CLARITY Act : les États-Unis bannissent le yield des stablecoins, Circle décroche de 20 %
Points clés
- Le 20 mars 2026, les sénateurs Tillis (R-NC) et Alsobrooks (D-MD) actent un compromis interdisant toute rémunération passive sur stablecoins, approuvé par la Maison-Blanche.
- L’action Circle (CRCL) a plongé de 20 % le 24 mars 2026, pire séance depuis son introduction en bourse.
- Les récompenses liées à l’activité (paiements, transferts) restent autorisées ; seul le rendement « au repos » est visé.
- RLUSD (Ripple), conçu sans yield depuis l’origine, profite mécaniquement du virage.
Le 20 mars 2026, un accord bipartisan au Sénat américain a scellé un compromis structurant pour le marché des stablecoins : le CLARITY Act interdit désormais tout rendement passif sur les balances en stablecoins, tout en préservant les récompenses liées à l’usage. Trois jours plus tard, le cours de Circle (CRCL), émetteur d’USDC, s’effondrait de 20 % en une séance.
Les faits : le texte et son périmètre
Le Clarity for Payment Stablecoins Act — communément appelé CLARITY Act — est le successeur législatif du GENIUS Act adopté à l’été 2025. Dans sa version du 20 mars 2026, le texte introduit deux catégories d’incitation.
Les rémunérations passives — ce que le projet appelle tout revenu « economically equivalent to interest » — sont prohibées pour les détenteurs finaux de stablecoins de paiement.
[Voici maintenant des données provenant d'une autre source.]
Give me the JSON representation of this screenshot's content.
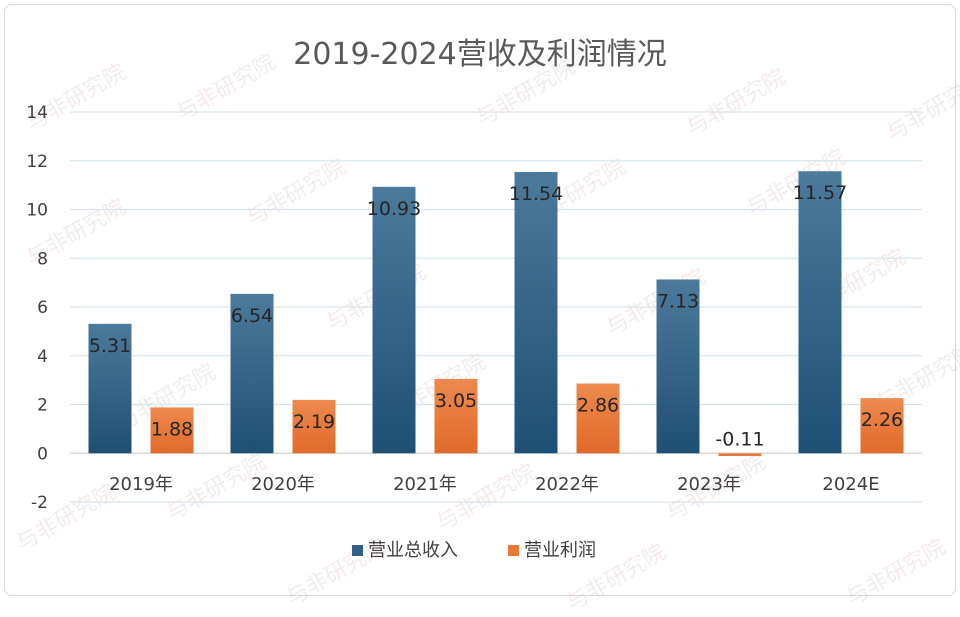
{
  "chart_data": {
    "type": "bar",
    "title": "2019-2024营收及利润情况",
    "categories": [
      "2019年",
      "2020年",
      "2021年",
      "2022年",
      "2023年",
      "2024E"
    ],
    "series": [
      {
        "name": "营业总收入",
        "values": [
          5.31,
          6.54,
          10.93,
          11.54,
          7.13,
          11.57
        ],
        "color": "#2f5f82"
      },
      {
        "name": "营业利润",
        "values": [
          1.88,
          2.19,
          3.05,
          2.86,
          -0.11,
          2.26
        ],
        "color": "#e8783a"
      }
    ],
    "ylim": [
      -2,
      14
    ],
    "yticks": [
      -2,
      0,
      2,
      4,
      6,
      8,
      10,
      12,
      14
    ],
    "grid": true,
    "legend_position": "bottom",
    "watermark": "与非研究院"
  }
}
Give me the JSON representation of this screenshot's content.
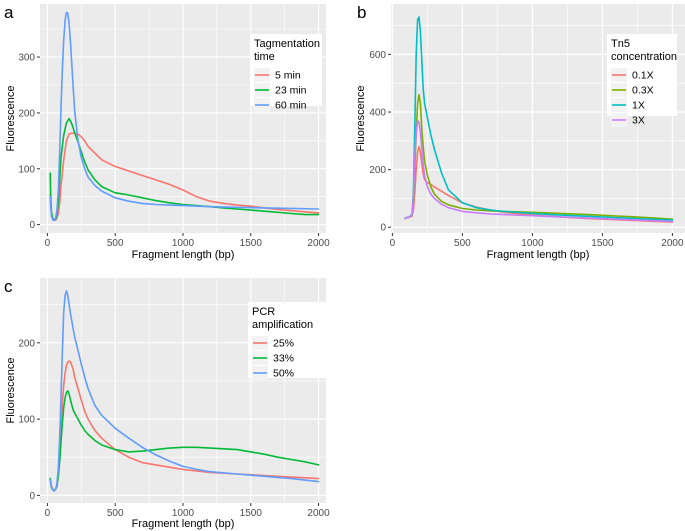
{
  "figure": {
    "panel_labels": [
      "a",
      "b",
      "c"
    ]
  },
  "chart_data": [
    {
      "type": "line",
      "panel": "a",
      "xlabel": "Fragment length (bp)",
      "ylabel": "Fluorescence",
      "xlim": [
        -55,
        2055
      ],
      "ylim": [
        -15,
        395
      ],
      "xticks": [
        0,
        500,
        1000,
        1500,
        2000
      ],
      "yticks": [
        0,
        100,
        200,
        300
      ],
      "grid": true,
      "legend": {
        "title": [
          "Tagmentation",
          "time"
        ],
        "position": "top-right"
      },
      "series": [
        {
          "name": "5 min",
          "color": "#F8766D",
          "x": [
            20,
            30,
            40,
            50,
            60,
            70,
            80,
            90,
            100,
            120,
            140,
            160,
            180,
            200,
            225,
            250,
            275,
            300,
            350,
            400,
            500,
            600,
            700,
            800,
            900,
            1000,
            1100,
            1200,
            1300,
            1400,
            1500,
            1600,
            1700,
            1800,
            1900,
            2000
          ],
          "y": [
            55,
            20,
            10,
            8,
            8,
            12,
            20,
            40,
            70,
            115,
            150,
            162,
            164,
            163,
            162,
            157,
            150,
            140,
            128,
            116,
            104,
            96,
            88,
            80,
            72,
            62,
            50,
            42,
            38,
            35,
            33,
            30,
            27,
            25,
            23,
            21
          ]
        },
        {
          "name": "23 min",
          "color": "#00BA38",
          "x": [
            20,
            25,
            30,
            40,
            50,
            60,
            70,
            80,
            90,
            100,
            120,
            140,
            160,
            180,
            200,
            225,
            250,
            275,
            300,
            350,
            400,
            500,
            600,
            700,
            800,
            900,
            1000,
            1100,
            1200,
            1300,
            1400,
            1500,
            1600,
            1700,
            1800,
            1900,
            2000
          ],
          "y": [
            92,
            45,
            22,
            10,
            8,
            10,
            18,
            40,
            80,
            120,
            160,
            182,
            190,
            180,
            165,
            148,
            130,
            112,
            98,
            80,
            68,
            57,
            53,
            48,
            43,
            39,
            36,
            34,
            32,
            30,
            28,
            26,
            24,
            22,
            20,
            18,
            18
          ]
        },
        {
          "name": "60 min",
          "color": "#619CFF",
          "x": [
            20,
            25,
            30,
            40,
            50,
            60,
            70,
            80,
            90,
            100,
            110,
            120,
            130,
            140,
            150,
            160,
            170,
            180,
            190,
            200,
            225,
            250,
            275,
            300,
            350,
            400,
            500,
            600,
            700,
            800,
            900,
            1000,
            1200,
            1400,
            1600,
            1800,
            2000
          ],
          "y": [
            50,
            30,
            15,
            8,
            8,
            12,
            25,
            60,
            130,
            210,
            280,
            330,
            365,
            380,
            378,
            360,
            325,
            285,
            245,
            205,
            150,
            120,
            100,
            85,
            70,
            60,
            48,
            42,
            38,
            36,
            35,
            34,
            32,
            31,
            30,
            29,
            28
          ]
        }
      ]
    },
    {
      "type": "line",
      "panel": "b",
      "xlabel": "Fragment length (bp)",
      "ylabel": "Fluorescence",
      "xlim": [
        -10,
        2090
      ],
      "ylim": [
        -20,
        775
      ],
      "xticks": [
        0,
        500,
        1000,
        1500,
        2000
      ],
      "yticks": [
        0,
        200,
        400,
        600
      ],
      "grid": true,
      "legend": {
        "title": [
          "Tn5",
          "concentration"
        ],
        "position": "top-right"
      },
      "series": [
        {
          "name": "0.1X",
          "color": "#F8766D",
          "x": [
            90,
            100,
            120,
            140,
            150,
            160,
            170,
            180,
            190,
            200,
            210,
            220,
            230,
            250,
            275,
            300,
            350,
            400,
            500,
            600,
            700,
            800,
            1000,
            1200,
            1400,
            1600,
            1800,
            2000
          ],
          "y": [
            30,
            33,
            35,
            38,
            60,
            120,
            200,
            260,
            280,
            260,
            220,
            185,
            165,
            155,
            148,
            140,
            125,
            110,
            85,
            70,
            60,
            52,
            42,
            36,
            30,
            26,
            22,
            18
          ]
        },
        {
          "name": "0.3X",
          "color": "#7CAE00",
          "x": [
            90,
            100,
            120,
            140,
            150,
            160,
            170,
            180,
            190,
            200,
            210,
            220,
            230,
            250,
            275,
            300,
            350,
            400,
            500,
            600,
            700,
            800,
            1000,
            1200,
            1400,
            1600,
            1800,
            2000
          ],
          "y": [
            30,
            33,
            35,
            40,
            90,
            200,
            330,
            430,
            460,
            430,
            340,
            280,
            230,
            180,
            140,
            115,
            90,
            78,
            65,
            60,
            57,
            55,
            52,
            48,
            44,
            39,
            34,
            28
          ]
        },
        {
          "name": "1X",
          "color": "#00BFC4",
          "x": [
            90,
            100,
            120,
            140,
            150,
            160,
            170,
            180,
            190,
            200,
            210,
            220,
            230,
            250,
            275,
            300,
            350,
            400,
            500,
            600,
            700,
            800,
            1000,
            1200,
            1400,
            1600,
            1800,
            2000
          ],
          "y": [
            30,
            33,
            36,
            45,
            120,
            350,
            600,
            720,
            730,
            680,
            580,
            480,
            430,
            380,
            320,
            270,
            190,
            130,
            85,
            68,
            60,
            55,
            48,
            42,
            38,
            33,
            29,
            25
          ]
        },
        {
          "name": "3X",
          "color": "#C77CFF",
          "x": [
            90,
            100,
            120,
            140,
            150,
            160,
            170,
            180,
            190,
            200,
            210,
            220,
            230,
            250,
            275,
            300,
            350,
            400,
            500,
            600,
            700,
            800,
            1000,
            1200,
            1400,
            1600,
            1800,
            2000
          ],
          "y": [
            30,
            33,
            35,
            42,
            100,
            240,
            330,
            370,
            365,
            330,
            270,
            220,
            180,
            140,
            115,
            100,
            80,
            68,
            55,
            50,
            46,
            44,
            40,
            36,
            32,
            28,
            24,
            20
          ]
        }
      ]
    },
    {
      "type": "line",
      "panel": "c",
      "xlabel": "Fragment length (bp)",
      "ylabel": "Fluorescence",
      "xlim": [
        -55,
        2055
      ],
      "ylim": [
        -10,
        285
      ],
      "xticks": [
        0,
        500,
        1000,
        1500,
        2000
      ],
      "yticks": [
        0,
        100,
        200
      ],
      "grid": true,
      "legend": {
        "title": [
          "PCR",
          "amplification"
        ],
        "position": "top-right"
      },
      "series": [
        {
          "name": "25%",
          "color": "#F8766D",
          "x": [
            20,
            30,
            40,
            50,
            60,
            70,
            80,
            90,
            100,
            110,
            120,
            130,
            140,
            150,
            160,
            170,
            180,
            190,
            200,
            225,
            250,
            275,
            300,
            350,
            400,
            500,
            600,
            700,
            800,
            900,
            1000,
            1200,
            1400,
            1600,
            1800,
            2000
          ],
          "y": [
            22,
            12,
            8,
            6,
            8,
            12,
            25,
            50,
            85,
            120,
            145,
            160,
            170,
            175,
            176,
            175,
            170,
            165,
            155,
            140,
            125,
            110,
            100,
            85,
            75,
            60,
            50,
            43,
            40,
            37,
            34,
            30,
            28,
            26,
            24,
            22
          ]
        },
        {
          "name": "33%",
          "color": "#00BA38",
          "x": [
            20,
            30,
            40,
            50,
            60,
            70,
            80,
            90,
            100,
            110,
            120,
            130,
            140,
            150,
            160,
            170,
            180,
            190,
            200,
            225,
            250,
            275,
            300,
            350,
            400,
            500,
            600,
            700,
            800,
            900,
            1000,
            1100,
            1200,
            1300,
            1400,
            1500,
            1600,
            1700,
            1800,
            1900,
            2000
          ],
          "y": [
            22,
            10,
            8,
            6,
            8,
            12,
            25,
            45,
            70,
            95,
            115,
            128,
            135,
            137,
            133,
            125,
            118,
            112,
            108,
            100,
            92,
            85,
            80,
            72,
            66,
            60,
            57,
            58,
            60,
            62,
            63,
            63,
            62,
            61,
            60,
            57,
            54,
            50,
            47,
            44,
            40
          ]
        },
        {
          "name": "50%",
          "color": "#619CFF",
          "x": [
            20,
            30,
            40,
            50,
            60,
            70,
            80,
            90,
            100,
            110,
            120,
            130,
            140,
            150,
            160,
            170,
            180,
            190,
            200,
            225,
            250,
            275,
            300,
            350,
            400,
            500,
            600,
            700,
            800,
            900,
            1000,
            1100,
            1200,
            1400,
            1600,
            1800,
            2000
          ],
          "y": [
            20,
            10,
            7,
            6,
            8,
            15,
            35,
            75,
            130,
            190,
            240,
            262,
            268,
            262,
            250,
            238,
            228,
            218,
            208,
            190,
            172,
            155,
            140,
            118,
            105,
            88,
            75,
            63,
            53,
            45,
            38,
            34,
            31,
            28,
            25,
            22,
            18
          ]
        }
      ]
    }
  ]
}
Les rémunérations actives, c’est-à-dire liées à une utilisation documentée (paiement d’un bien, règlement, transfert inter-entreprises, staking collatéralisé), restent permises.
Le calendrier prévoit une entrée en vigueur progressive : publication du règlement d’application par l’OCC (Office of the Comptroller of the Currency) à la suite de la période de consultation de 60 jours qui se termine fin avril 2026, puis mise en conformité obligatoire à 180 jours pour les émetteurs enregistrés sur le territoire américain, selon le tracker publié par Latham & Watkins.
La marche arrière suivie par certains législateurs s’explique par la pression du banking caucus. Un rapport du Council of Economic Advisers (CEA) de la Maison-Blanche, publié le 18 mars, jugeait pourtant le risque systémique « limité ». Les banques régionales, emmenées par l’American Bankers Association, ont obtenu gain de cause sur le principe du level playing field : pas de rendement sur stablecoin si les comptes courants bancaires n’en servent pas.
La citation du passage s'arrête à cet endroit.